15. The aforesaid decisions are helpful in rendering a decision in this case. In the present case, the Petitioner’s mother is 75 years of age. There is no dispute that the Petitioner’s mother is residing with him. The Petitioner is the only son and he is looking after his mother. The Petitioner’s mother is in receipt of pension of Rs.13,583/-. The limit prescribed by the G.R. is Rs.9,000/- for being considered as wholly dependent for the purpose of entitlement to the medical reimbursement. There is further no dispute that the Petitioner has incurred a sum of Rs. 2,55,573.25/- towards the medical expenses of his mother who suffered a heart ailment and had to be operated.

16. The benevolent object in enacting the Maharashtra Civil Services (Medical Attendant) Rules, 1961, has to be taken kept in mind. A reading of the Rules and the G.R. demonstrates that, the intent is to provide solace to the retired employees when they make a claim for medical reimbursement which should be commensurate with the pension received. To expect a retired employee receiving a meagre pension but incurring a comparatively substantial amount towards medical expenses, to be a person not wholly dependent, would be a travesty of justice.

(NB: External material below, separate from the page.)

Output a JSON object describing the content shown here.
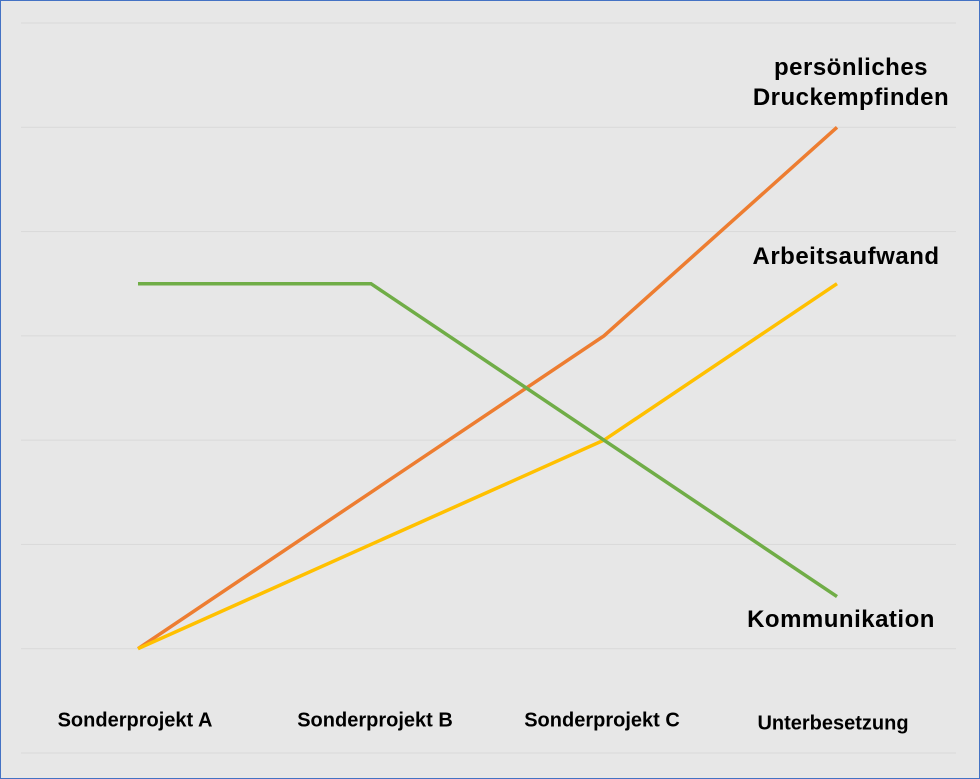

Although the pension drawn by the Petitioner’s mother exceeds Rs.9,000/-, it is meagre and insufficient to meet her medical expenses, which amount to Rs.2,55,573.25/-. The purpose underlying the G.R. dated 2nd August 2019 is to ensure that the parent(s) of Government employees who receive a pension upto Rs.9,000/-, and are therefore unable to bear their medical expenses, are afforded adequate support by enabling the concerned Government Employee to claim reimbursement for such expenses. In light of this objective, the benefit of the provision ought to extend to the Petitioner as well.

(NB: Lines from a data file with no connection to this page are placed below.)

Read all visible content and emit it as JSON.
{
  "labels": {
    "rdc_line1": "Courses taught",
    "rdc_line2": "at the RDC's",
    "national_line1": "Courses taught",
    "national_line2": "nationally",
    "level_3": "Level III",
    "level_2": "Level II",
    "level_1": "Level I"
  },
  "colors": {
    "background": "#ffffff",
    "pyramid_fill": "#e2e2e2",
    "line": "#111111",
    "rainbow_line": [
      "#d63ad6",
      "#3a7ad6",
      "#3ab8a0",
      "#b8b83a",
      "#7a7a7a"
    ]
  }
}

17. This position stands fortified by the decision of the Hon’ble Supreme Court in the case of State of Madhya Pradesh & Ors. Vs. M.P. Ojha & Anr. (supra), relevant paragraphs of which have been referred to earlier in this order. Their Lordships have held that a flexible approach has to be adopted in interpreting and adopting the Rules when it comes to cases of fact. In such view of the matter, a liberal approach has to be adopted in interpreting the G.R., which will further the object and intendment of the Rules of 1961.

18. The Petition therefore deserves to be allowed.

19. The impugned Order is quashed and set aside. The claim for medical reimbursement of the Petitioner’s mother be processed and the same be reimbursed within a period of three months from today.